Cash Flow The company consistently generates strong cash flow from day‑to‑day operations, showing that rentals themselves remain cash‑generative. However, free cash flow has recently been deeply negative because of heavy reinvestment in the fleet and related capital needs. In other words, cash comes in from rentals but goes back out to refresh and resize the vehicle base. This approach can support future service quality and cost efficiency, but it increases reliance on capital markets and debt facilities, and it makes overall cash generation more cyclical and sensitive to timing of fleet purchases and sales.


Competitive Edge

Competitive Edge Avis Budget holds a solid competitive position with a well‑known brand family (Avis, Budget, and Zipcar) and a large global footprint. Its scale provides purchasing power with automakers, broad airport and neighborhood coverage, and the ability to serve both premium and value‑oriented customers, as well as urban car‑sharing users.

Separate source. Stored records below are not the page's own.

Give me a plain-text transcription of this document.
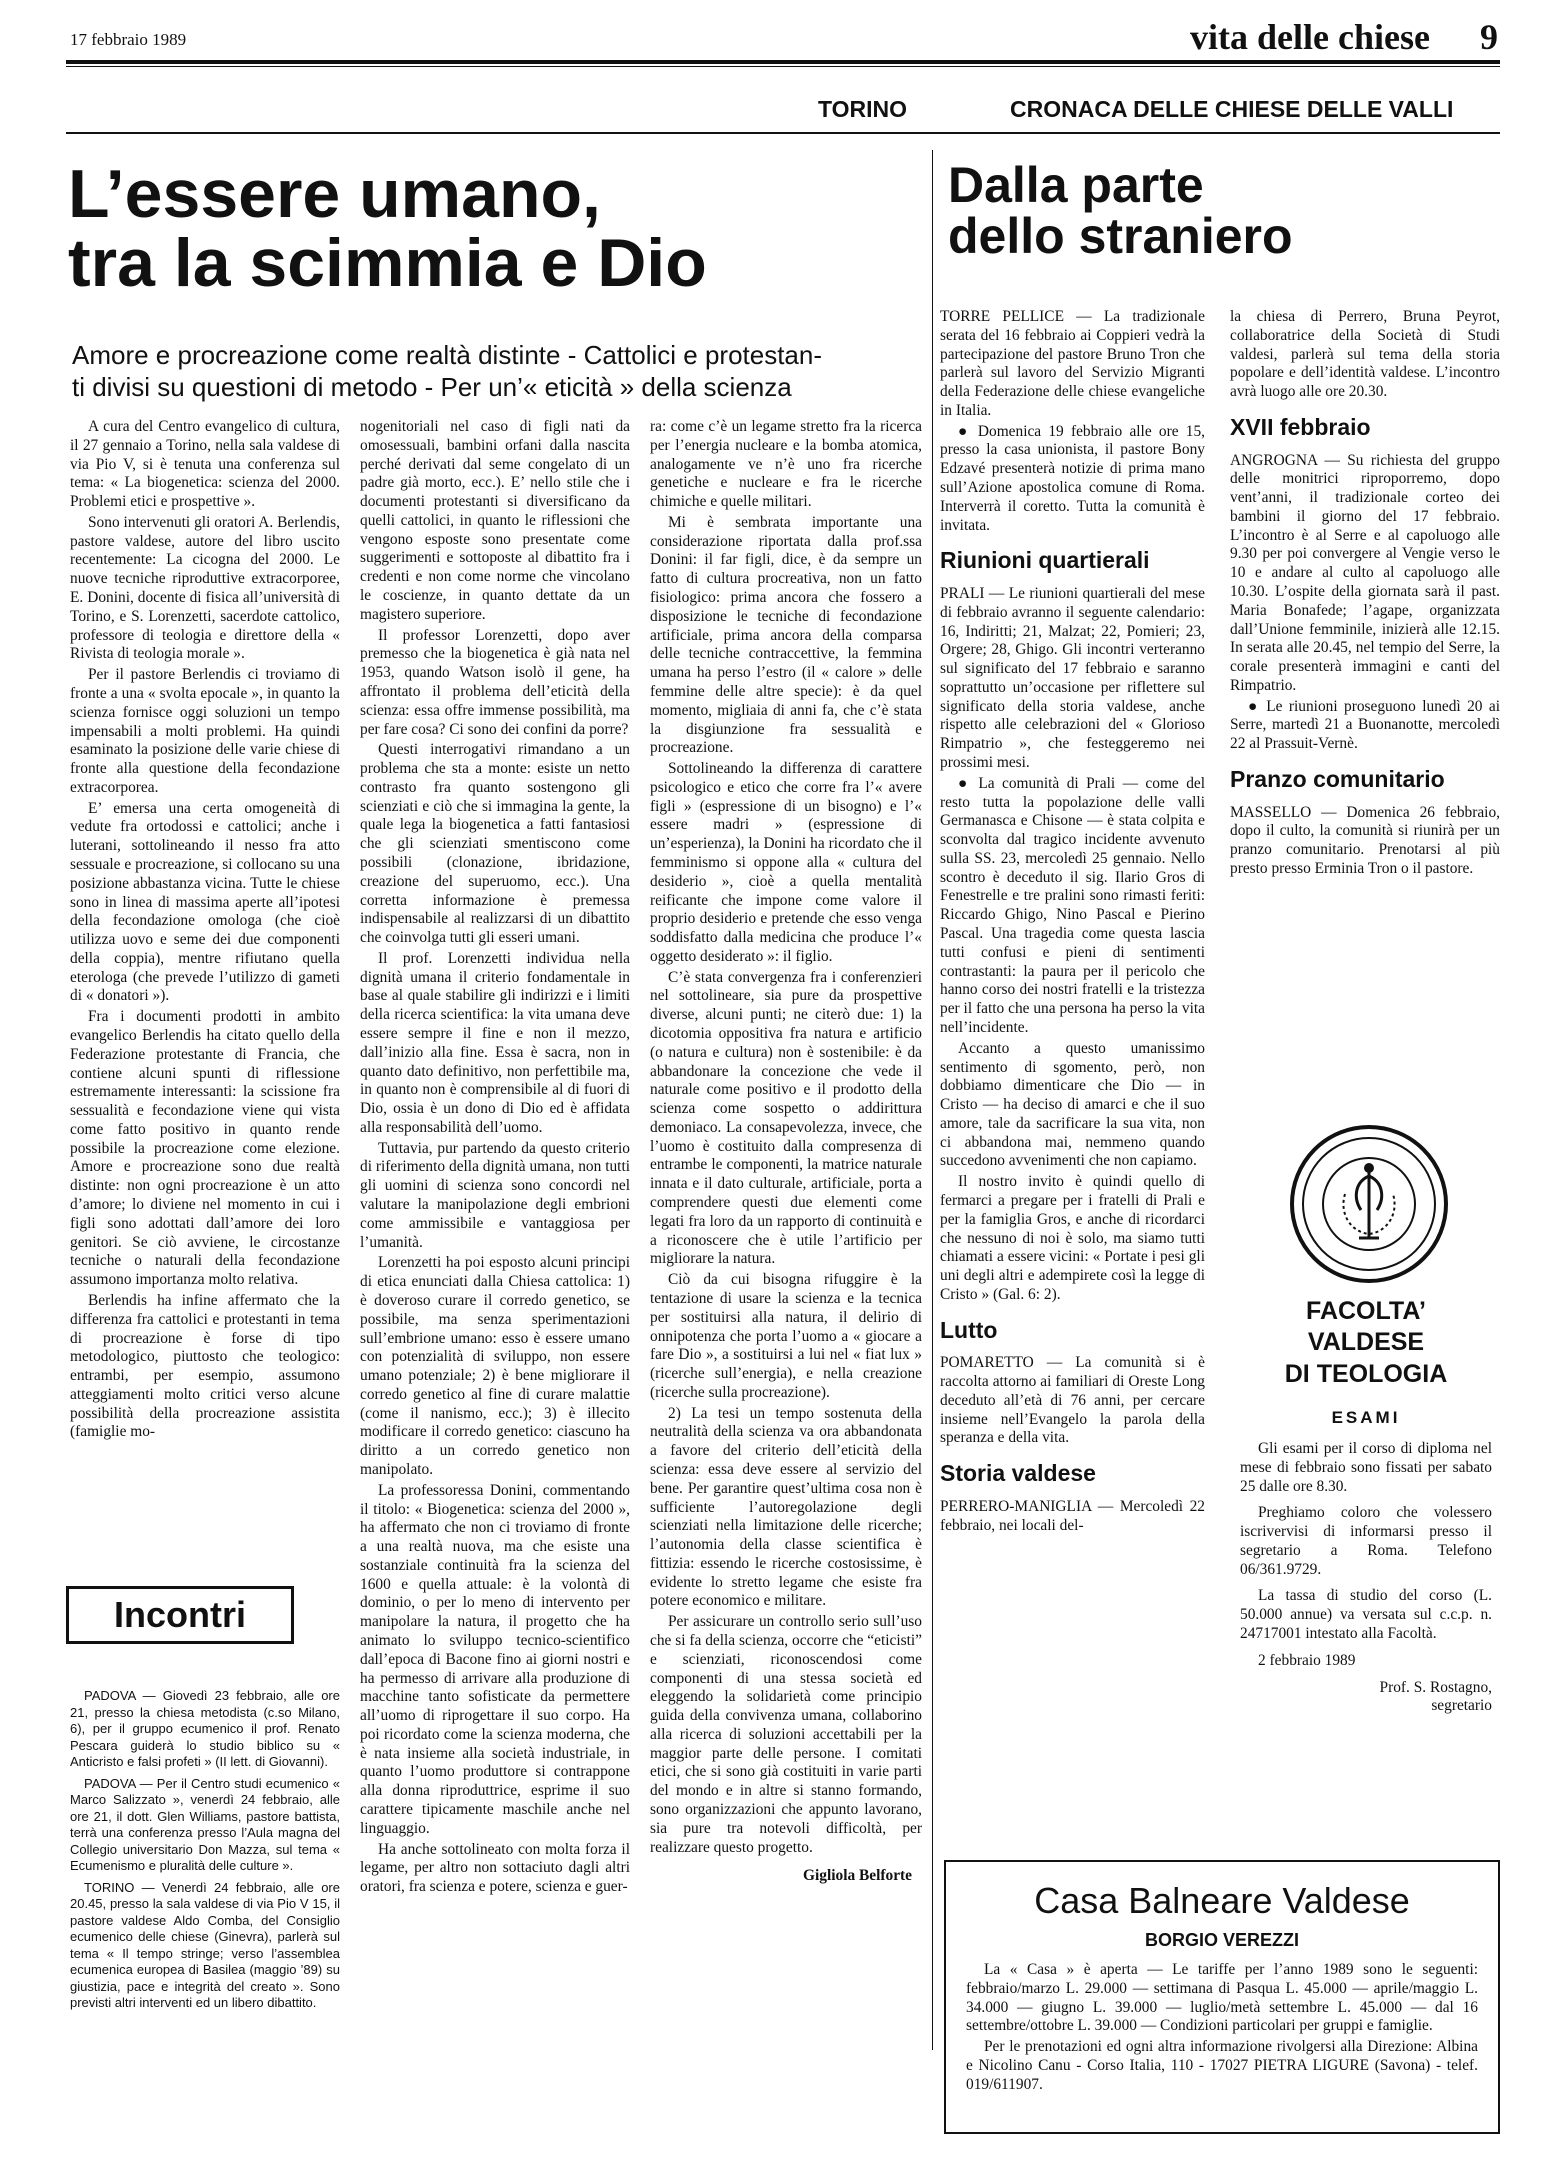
17 febbraio 1989	vita delle chiese 9
TORINO	CRONACA DELLE CHIESE DELLE VALLI
L’essere umano,
tra la scimmia e Dio
Amore e procreazione come realtà distinte - Cattolici e protestan-
ti divisi su questioni di metodo - Per un’« eticità » della scienza

A cura del Centro evangelico di cultura, il 27 gennaio a Torino, nella sala valdese di via Pio V, si è tenuta una conferenza sul tema: « La biogenetica: scienza del 2000. Problemi etici e prospettive ».

Sono intervenuti gli oratori A. Berlendis, pastore valdese, autore del libro uscito recentemente: La cicogna del 2000. Le nuove tecniche riproduttive extracorporee, E. Donini, docente di fisica all’università di Torino, e S. Lorenzetti, sacerdote cattolico, professore di teologia e direttore della « Rivista di teologia morale ».

Per il pastore Berlendis ci troviamo di fronte a una « svolta epocale », in quanto la scienza fornisce oggi soluzioni un tempo impensabili a molti problemi. Ha quindi esaminato la posizione delle varie chiese di fronte alla questione della fecondazione extracorporea.

E’ emersa una certa omogeneità di vedute fra ortodossi e cattolici; anche i luterani, sottolineando il nesso fra atto sessuale e procreazione, si collocano su una posizione abbastanza vicina. Tutte le chiese sono in linea di massima aperte all’ipotesi della fecondazione omologa (che cioè utilizza uovo e seme dei due componenti della coppia), mentre rifiutano quella eterologa (che prevede l’utilizzo di gameti di « donatori »).

Fra i documenti prodotti in ambito evangelico Berlendis ha citato quello della Federazione protestante di Francia, che contiene alcuni spunti di riflessione estremamente interessanti: la scissione fra sessualità e fecondazione viene qui vista come fatto positivo in quanto rende possibile la procreazione come elezione. Amore e procreazione sono due realtà distinte: non ogni procreazione è un atto d’amore; lo diviene nel momento in cui i figli sono adottati dall’amore dei loro genitori. Se ciò avviene, le circostanze tecniche o naturali della fecondazione assumono importanza molto relativa.

Berlendis ha infine affermato che la differenza fra cattolici e protestanti in tema di procreazione è forse di tipo metodologico, piuttosto che teologico: entrambi, per esempio, assumono atteggiamenti molto critici verso alcune possibilità della procreazione assistita (famiglie mo-

Incontri

PADOVA — Giovedì 23 febbraio, alle ore 21, presso la chiesa metodista (c.so Milano, 6), per il gruppo ecumenico il prof. Renato Pescara guiderà lo studio biblico su « Anticristo e falsi profeti » (II lett. di Giovanni).

PADOVA — Per il Centro studi ecumenico « Marco Salizzato », venerdì 24 febbraio, alle ore 21, il dott. Glen Williams, pastore battista, terrà una conferenza presso l’Aula magna del Collegio universitario Don Mazza, sul tema « Ecumenismo e pluralità delle culture ».

TORINO — Venerdì 24 febbraio, alle ore 20.45, presso la sala valdese di via Pio V 15, il pastore valdese Aldo Comba, del Consiglio ecumenico delle chiese (Ginevra), parlerà sul tema « Il tempo stringe; verso l’assemblea ecumenica europea di Basilea (maggio ’89) su giustizia, pace e integrità del creato ». Sono previsti altri interventi ed un libero dibattito.

nogenitoriali nel caso di figli nati da omosessuali, bambini orfani dalla nascita perché derivati dal seme congelato di un padre già morto, ecc.). E’ nello stile che i documenti protestanti si diversificano da quelli cattolici, in quanto le riflessioni che vengono esposte sono presentate come suggerimenti e sottoposte al dibattito fra i credenti e non come norme che vincolano le coscienze, in quanto dettate da un magistero superiore.

Il professor Lorenzetti, dopo aver premesso che la biogenetica è già nata nel 1953, quando Watson isolò il gene, ha affrontato il problema dell’eticità della scienza: essa offre immense possibilità, ma per fare cosa? Ci sono dei confini da porre?

Questi interrogativi rimandano a un problema che sta a monte: esiste un netto contrasto fra quanto sostengono gli scienziati e ciò che si immagina la gente, la quale lega la biogenetica a fatti fantasiosi che gli scienziati smentiscono come possibili (clonazione, ibridazione, creazione del superuomo, ecc.). Una corretta informazione è premessa indispensabile al realizzarsi di un dibattito che coinvolga tutti gli esseri umani.

Il prof. Lorenzetti individua nella dignità umana il criterio fondamentale in base al quale stabilire gli indirizzi e i limiti della ricerca scientifica: la vita umana deve essere sempre il fine e non il mezzo, dall’inizio alla fine. Essa è sacra, non in quanto dato definitivo, non perfettibile ma, in quanto non è comprensibile al di fuori di Dio, ossia è un dono di Dio ed è affidata alla responsabilità dell’uomo.

Tuttavia, pur partendo da questo criterio di riferimento della dignità umana, non tutti gli uomini di scienza sono concordi nel valutare la manipolazione degli embrioni come ammissibile e vantaggiosa per l’umanità.

Lorenzetti ha poi esposto alcuni principi di etica enunciati dalla Chiesa cattolica: 1) è doveroso curare il corredo genetico, se possibile, ma senza sperimentazioni sull’embrione umano: esso è essere umano con potenzialità di sviluppo, non essere umano potenziale; 2) è bene migliorare il corredo genetico al fine di curare malattie (come il nanismo, ecc.); 3) è illecito modificare il corredo genetico: ciascuno ha diritto a un corredo genetico non manipolato.

La professoressa Donini, commentando il titolo: « Biogenetica: scienza del 2000 », ha affermato che non ci troviamo di fronte a una realtà nuova, ma che esiste una sostanziale continuità fra la scienza del 1600 e quella attuale: è la volontà di dominio, o per lo meno di intervento per manipolare la natura, il progetto che ha animato lo sviluppo tecnico-scientifico dall’epoca di Bacone fino ai giorni nostri e ha permesso di arrivare alla produzione di macchine tanto sofisticate da permettere all’uomo di riprogettare il suo corpo. Ha poi ricordato come la scienza moderna, che è nata insieme alla società industriale, in quanto l’uomo produttore si contrappone alla donna riproduttrice, esprime il suo carattere tipicamente maschile anche nel linguaggio.

Ha anche sottolineato con molta forza il legame, per altro non sottaciuto dagli altri oratori, fra scienza e potere, scienza e guer-

ra: come c’è un legame stretto fra la ricerca per l’energia nucleare e la bomba atomica, analogamente ve n’è uno fra ricerche genetiche e nucleare e fra le ricerche chimiche e quelle militari.

Mi è sembrata importante una considerazione riportata dalla prof.ssa Donini: il far figli, dice, è da sempre un fatto di cultura procreativa, non un fatto fisiologico: prima ancora che fossero a disposizione le tecniche di fecondazione artificiale, prima ancora della comparsa delle tecniche contraccettive, la femmina umana ha perso l’estro (il « calore » delle femmine delle altre specie): è da quel momento, migliaia di anni fa, che c’è stata la disgiunzione fra sessualità e procreazione.

Sottolineando la differenza di carattere psicologico e etico che corre fra l’« avere figli » (espressione di un bisogno) e l’« essere madri » (espressione di un’esperienza), la Donini ha ricordato che il femminismo si oppone alla « cultura del desiderio », cioè a quella mentalità reificante che impone come valore il proprio desiderio e pretende che esso venga soddisfatto dalla medicina che produce l’« oggetto desiderato »: il figlio.

C’è stata convergenza fra i conferenzieri nel sottolineare, sia pure da prospettive diverse, alcuni punti; ne citerò due: 1) la dicotomia oppositiva fra natura e artificio (o natura e cultura) non è sostenibile: è da abbandonare la concezione che vede il naturale come positivo e il prodotto della scienza come sospetto o addirittura demoniaco. La consapevolezza, invece, che l’uomo è costituito dalla compresenza di entrambe le componenti, la matrice naturale innata e il dato culturale, artificiale, porta a comprendere questi due elementi come legati fra loro da un rapporto di continuità e a riconoscere che è utile l’artificio per migliorare la natura.

Ciò da cui bisogna rifuggire è la tentazione di usare la scienza e la tecnica per sostituirsi alla natura, il delirio di onnipotenza che porta l’uomo a « giocare a fare Dio », a sostituirsi a lui nel « fiat lux » (ricerche sull’energia), e nella creazione (ricerche sulla procreazione).

2) La tesi un tempo sostenuta della neutralità della scienza va ora abbandonata a favore del criterio dell’eticità della scienza: essa deve essere al servizio del bene. Per garantire quest’ultima cosa non è sufficiente l’autoregolazione degli scienziati nella limitazione delle ricerche; l’autonomia della classe scientifica è fittizia: essendo le ricerche costosissime, è evidente lo stretto legame che esiste fra potere economico e militare.

Per assicurare un controllo serio sull’uso che si fa della scienza, occorre che “eticisti” e scienziati, riconoscendosi come componenti di una stessa società ed eleggendo la solidarietà come principio guida della convivenza umana, collaborino alla ricerca di soluzioni accettabili per la maggior parte delle persone. I comitati etici, che si sono già costituiti in varie parti del mondo e in altre si stanno formando, sono organizzazioni che appunto lavorano, sia pure tra notevoli difficoltà, per realizzare questo progetto.

Gigliola Belforte
Dalla parte
dello straniero

TORRE PELLICE — La tradizionale serata del 16 febbraio ai Coppieri vedrà la partecipazione del pastore Bruno Tron che parlerà sul lavoro del Servizio Migranti della Federazione delle chiese evangeliche in Italia.

● Domenica 19 febbraio alle ore 15, presso la casa unionista, il pastore Bony Edzavé presenterà notizie di prima mano sull’Azione apostolica comune di Roma. Interverrà il coretto. Tutta la comunità è invitata.

Riunioni quartierali

PRALI — Le riunioni quartierali del mese di febbraio avranno il seguente calendario: 16, Indiritti; 21, Malzat; 22, Pomieri; 23, Orgere; 28, Ghigo. Gli incontri verteranno sul significato del 17 febbraio e saranno soprattutto un’occasione per riflettere sul significato della storia valdese, anche rispetto alle celebrazioni del « Glorioso Rimpatrio », che festeggeremo nei prossimi mesi.

● La comunità di Prali — come del resto tutta la popolazione delle valli Germanasca e Chisone — è stata colpita e sconvolta dal tragico incidente avvenuto sulla SS. 23, mercoledì 25 gennaio. Nello scontro è deceduto il sig. Ilario Gros di Fenestrelle e tre pralini sono rimasti feriti: Riccardo Ghigo, Nino Pascal e Pierino Pascal. Una tragedia come questa lascia tutti confusi e pieni di sentimenti contrastanti: la paura per il pericolo che hanno corso dei nostri fratelli e la tristezza per il fatto che una persona ha perso la vita nell’incidente.

Accanto a questo umanissimo sentimento di sgomento, però, non dobbiamo dimenticare che Dio — in Cristo — ha deciso di amarci e che il suo amore, tale da sacrificare la sua vita, non ci abbandona mai, nemmeno quando succedono avvenimenti che non capiamo.

Il nostro invito è quindi quello di fermarci a pregare per i fratelli di Prali e per la famiglia Gros, e anche di ricordarci che nessuno di noi è solo, ma siamo tutti chiamati a essere vicini: « Portate i pesi gli uni degli altri e adempirete così la legge di Cristo » (Gal. 6: 2).

Lutto

POMARETTO — La comunità si è raccolta attorno ai familiari di Oreste Long deceduto all’età di 76 anni, per cercare insieme nell’Evangelo la parola della speranza e della vita.

Storia valdese

PERRERO-MANIGLIA — Mercoledì 22 febbraio, nei locali del-

la chiesa di Perrero, Bruna Peyrot, collaboratrice della Società di Studi valdesi, parlerà sul tema della storia popolare e dell’identità valdese. L’incontro avrà luogo alle ore 20.30.

XVII febbraio

ANGROGNA — Su richiesta del gruppo delle monitrici riproporremo, dopo vent’anni, il tradizionale corteo dei bambini il giorno del 17 febbraio. L’incontro è al Serre e al capoluogo alle 9.30 per poi convergere al Vengie verso le 10 e andare al culto al capoluogo alle 10.30. L’ospite della giornata sarà il past. Maria Bonafede; l’agape, organizzata dall’Unione femminile, inizierà alle 12.15. In serata alle 20.45, nel tempio del Serre, la corale presenterà immagini e canti del Rimpatrio.

● Le riunioni proseguono lunedì 20 ai Serre, martedì 21 a Buonanotte, mercoledì 22 al Prassuit-Vernè.

Pranzo comunitario

MASSELLO — Domenica 26 febbraio, dopo il culto, la comunità si riunirà per un pranzo comunitario. Prenotarsi al più presto presso Erminia Tron o il pastore.

FACOLTA’
VALDESE
DI TEOLOGIA
ESAMI

Gli esami per il corso di diploma nel mese di febbraio sono fissati per sabato 25 dalle ore 8.30.

Preghiamo coloro che volessero iscrivervisi di informarsi presso il segretario a Roma. Telefono 06/361.9729.

La tassa di studio del corso (L. 50.000 annue) va versata sul c.c.p. n. 24717001 intestato alla Facoltà.

2 febbraio 1989
Prof. S. Rostagno,
segretario
Casa Balneare Valdese
BORGIO VEREZZI

La « Casa » è aperta — Le tariffe per l’anno 1989 sono le seguenti: febbraio/marzo L. 29.000 — settimana di Pasqua L. 45.000 — aprile/maggio L. 34.000 — giugno L. 39.000 — luglio/metà settembre L. 45.000 — dal 16 settembre/ottobre L. 39.000 — Condizioni particolari per gruppi e famiglie.

Per le prenotazioni ed ogni altra informazione rivolgersi alla Direzione: Albina e Nicolino Canu - Corso Italia, 110 - 17027 PIETRA LIGURE (Savona) - telef. 019/611907.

At the same time, it faces intense competition not just from traditional rivals like Hertz and Enterprise, but also from ride‑sharing platforms, peer‑to‑peer car‑sharing, and changing attitudes toward car ownership. The company’s brand strength and network are meaningful advantages, but they must constantly be defended through service quality, pricing discipline, and digital convenience.


Innovation and R&D

Innovation and R&D Avis Budget is pushing hard on digital and mobility innovation rather than traditional lab‑style R&D. Key efforts include connected cars that feed real‑time data for better fleet management, AI‑driven demand forecasting, and a mobile‑first rental experience that reduces friction at the counter. The shift of core systems to the cloud should make it faster to roll out new services and integrate partners. Differentiated offerings like Avis First (premium concierge rental), Zipcar’s membership‑based car‑sharing model, early moves into electric vehicle rentals and charging partnerships, and fleet management relationships with autonomous players like Waymo show a willingness to experiment at the edges of the business model. The main question is execution: whether these initiatives can translate into consistently better customer experiences, higher pricing power, and more stable earnings over time.


Summary

Avis Budget today looks like a mature, scale player in a structurally changing industry: operationally capable and innovative, but financially leveraged and exposed to cycles. The core rental business still produces healthy operating cash, yet profits have become more uneven and the company is carrying a sizable debt load supported by a large fleet. Strategic moves in connected vehicles, digital experiences, EVs, and autonomous partnerships could strengthen its long‑term relevance and help defend pricing, but they will play out over several years and come with execution risk. Overall, this is a story of a strong brand and network trying to navigate a capital‑intensive model through shifting mobility trends while balancing aggressive investment with a stretched balance sheet.